Against Brown at home this past weekend, Chia showed her prowess on the event yet again and exuded the confidence of a veteran competitor. Similar to her bars, a major strength of Chia’s beam routines is the cleanliness of her execution. She has almost no built-in form deductions — her legs pencil-straight in every element, her body alignment not a hair off. Chia’s back handspring to layout step-out connection is a highlight of her exercise. She propels her body backward during the second skill, but waits ever-so-slightly to split her legs in anticipation of the landing, making the skill look extra lofty.
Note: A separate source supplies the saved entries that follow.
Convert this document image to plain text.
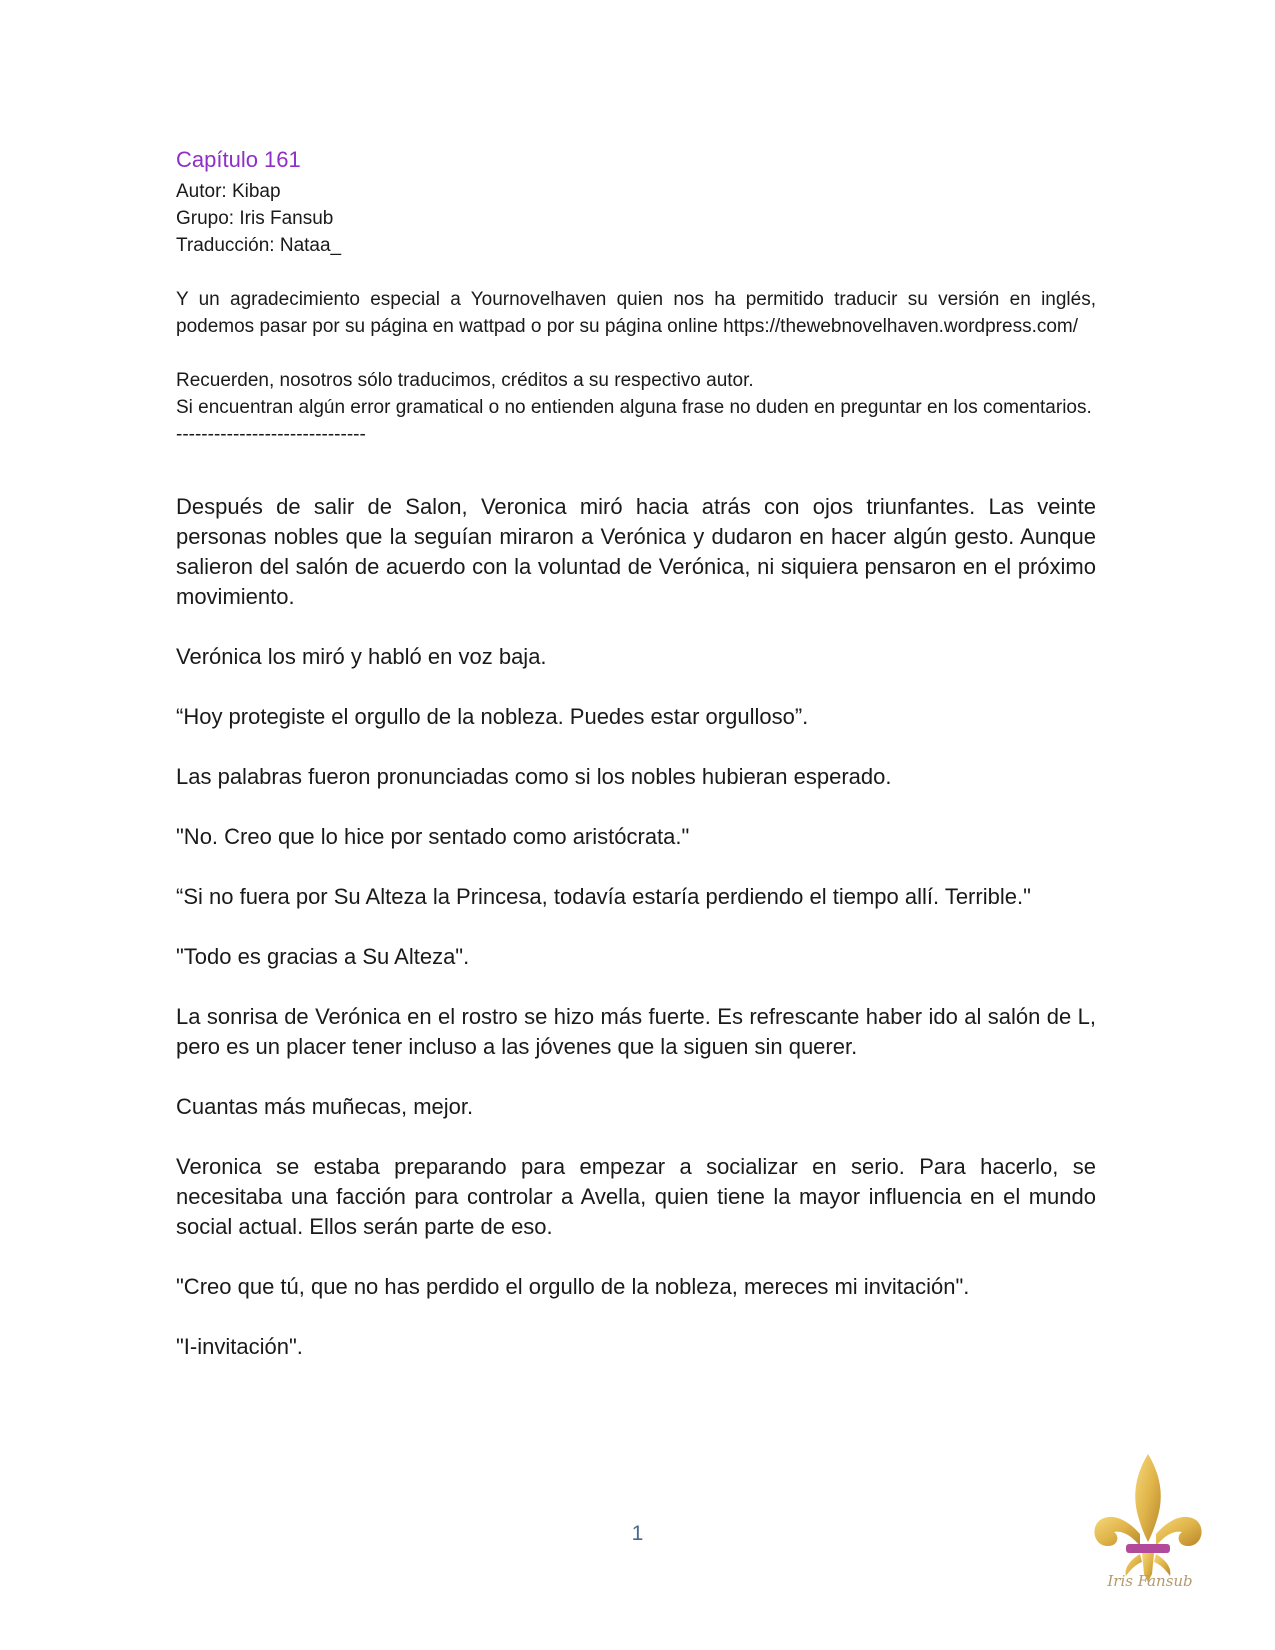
Capítulo 161

Autor: Kibap

Grupo: Iris Fansub

Traducción: Nataa_

Y un agradecimiento especial a Yournovelhaven quien nos ha permitido traducir su versión en inglés, podemos pasar por su página en wattpad o por su página online https://thewebnovelhaven.wordpress.com/

Recuerden, nosotros sólo traducimos, créditos a su respectivo autor.

Si encuentran algún error gramatical o no entienden alguna frase no duden en preguntar en los comentarios.

------------------------------

Después de salir de Salon, Veronica miró hacia atrás con ojos triunfantes. Las veinte personas nobles que la seguían miraron a Verónica y dudaron en hacer algún gesto. Aunque salieron del salón de acuerdo con la voluntad de Verónica, ni siquiera pensaron en el próximo movimiento.

Verónica los miró y habló en voz baja.

“Hoy protegiste el orgullo de la nobleza. Puedes estar orgulloso”.

Las palabras fueron pronunciadas como si los nobles hubieran esperado.

"No. Creo que lo hice por sentado como aristócrata."

“Si no fuera por Su Alteza la Princesa, todavía estaría perdiendo el tiempo allí. Terrible."

"Todo es gracias a Su Alteza".

La sonrisa de Verónica en el rostro se hizo más fuerte. Es refrescante haber ido al salón de L, pero es un placer tener incluso a las jóvenes que la siguen sin querer.

Cuantas más muñecas, mejor.

Veronica se estaba preparando para empezar a socializar en serio. Para hacerlo, se necesitaba una facción para controlar a Avella, quien tiene la mayor influencia en el mundo social actual. Ellos serán parte de eso.

"Creo que tú, que no has perdido el orgullo de la nobleza, mereces mi invitación".

"I-invitación".

1
Iris Fansub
While little changed from elite to NCAA in terms of her routines, Chia found that the collegiate gymnastics atmosphere is radically different from what she was used to. Chia attended high school even while training as an elite gymnast, unlike many who opt for home-school or virtual school programs instead to focus on training full time. Even then, NCAA limitations on the hours of practice per week were an adjustment for her.

“Last semester I felt like we were barely training, coming from elite where I trained 25[-plus] hours a week, but now it seems very balanced with our schoolwork,” Chia said. “The whole team aspect, however, is more fun and exciting than I had expected. [For the rest of the season,] I’m most looking forward to our big meets like Ivy Classic and ECACs since those will be our toughest competitions and we will be defending our titles.”

Bulldog gymnastics travels to Penn for the Ivy Classic this Sunday, where Chia will once again defy gravity with her bold, confident swing on the uneven bars and float across the four-inch-wide balance beam as if it were the floor.